A commercial lien (which used to be called a garage keepers' lien) is an interest in goods held by a person who either:  
  • provides labour or materials to repair or improve goods;
  • stores goods; or
  • transports goods.
If a person takes a car into a mechanic's shop for repairs but does not pay the bill, the mechanic can take out a commercial lien on the car for the value of the work that was performed on it.

If a person takes goods to a warehouse in order to store them there and then does not pay the bill, the warehouse owner can submit a commercial ien on the property being stored.

Sale of Goods

A seller may sell goods to a buyer but keep possession of the goods. If the seller then sells the goods to a second buyer who does not know the goods were already sold to someone else, then the second buyer is entitled to the goods unless the original buyer registered their interest first in the Saskatchewan Personal Property Registry (SPPR).

Enforcement Charge - Provincial Judgment

If a person obtains judgment from a provincial court, the Court of Queen’s Bench or the Court of Appeal, the creditor can get a judgment that allows the sheriff to seize and sell the debtor’s property so that the creditor’s judgment is paid.

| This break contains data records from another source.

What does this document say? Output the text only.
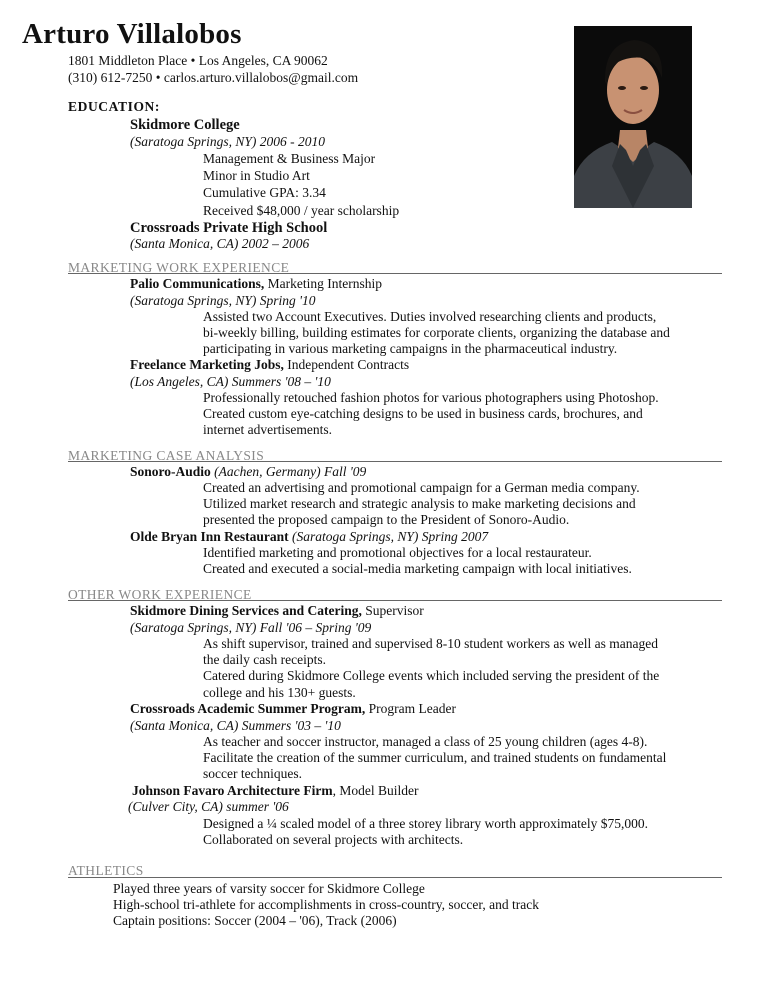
Arturo Villalobos
1801 Middleton Place • Los Angeles, CA 90062
(310) 612-7250 • carlos.arturo.villalobos@gmail.com
EDUCATION:
Skidmore College
(Saratoga Springs, NY) 2006 - 2010
Management & Business Major
Minor in Studio Art
Cumulative GPA: 3.34
Received $48,000 / year scholarship
Crossroads Private High School
(Santa Monica, CA) 2002 – 2006
MARKETING WORK EXPERIENCE
Palio Communications, Marketing Internship
(Saratoga Springs, NY) Spring '10
Assisted two Account Executives. Duties involved researching clients and products,
bi-weekly billing, building estimates for corporate clients, organizing the database and
participating in various marketing campaigns in the pharmaceutical industry.
Freelance Marketing Jobs, Independent Contracts
(Los Angeles, CA) Summers '08 – '10
Professionally retouched fashion photos for various photographers using Photoshop.
Created custom eye-catching designs to be used in business cards, brochures, and
internet advertisements.
MARKETING CASE ANALYSIS
Sonoro-Audio (Aachen, Germany) Fall '09
Created an advertising and promotional campaign for a German media company.
Utilized market research and strategic analysis to make marketing decisions and
presented the proposed campaign to the President of Sonoro-Audio.
Olde Bryan Inn Restaurant (Saratoga Springs, NY) Spring 2007
Identified marketing and promotional objectives for a local restaurateur.
Created and executed a social-media marketing campaign with local initiatives.
OTHER WORK EXPERIENCE
Skidmore Dining Services and Catering, Supervisor
(Saratoga Springs, NY) Fall '06 – Spring '09
As shift supervisor, trained and supervised 8-10 student workers as well as managed
the daily cash receipts.
Catered during Skidmore College events which included serving the president of the
college and his 130+ guests.
Crossroads Academic Summer Program, Program Leader
(Santa Monica, CA) Summers '03 – '10
As teacher and soccer instructor, managed a class of 25 young children (ages 4-8).
Facilitate the creation of the summer curriculum, and trained students on fundamental
soccer techniques.
Johnson Favaro Architecture Firm, Model Builder
(Culver City, CA) summer '06
Designed a ¼ scaled model of a three storey library worth approximately $75,000.
Collaborated on several projects with architects.
ATHLETICS
Played three years of varsity soccer for Skidmore College
High-school tri-athlete for accomplishments in cross-country, soccer, and track
Captain positions: Soccer (2004 – '06), Track (2006)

The judgment may attach to any land or interest in land that the debtor acquires after the judgment is registered in the Saskatchewan Personal Property Registry (SPPR) and appears in the Judgment Registry, but only if there is an exact name match between the debtor’s name in the judgment and the debtor’s name on title (either as the owner of the land or the holder of an interest).

Enforcement Charge - Federal Judgment and Federal Writ of Execution

A federal judgment is the same as a provincial judgment, except that a federal court or the Tax Court of Canada issues it.

Enforcement Charge - Provincial Maintenance Judgment

A provincial maintenance judgment is an order made by the court for spousal or child support. An interest based on a maintenance judgment cannot be registered in the Saskatchewan Land Titles Registry until it has been registered in the Judgment Registry.

The entry point for the Judgment Registry is through the Saskatchewan Personal Property Registry (SPPR). A maintenance judgment must therefore be registered in the Judgment Registry through the SPPR. Once it is registered there, it will automatically appear in the Judgment Registry.

Summary Offence Procedure Act

The Summary Offence Procedure Act allows municipalities to register liens as a tool for enforcing parking fines.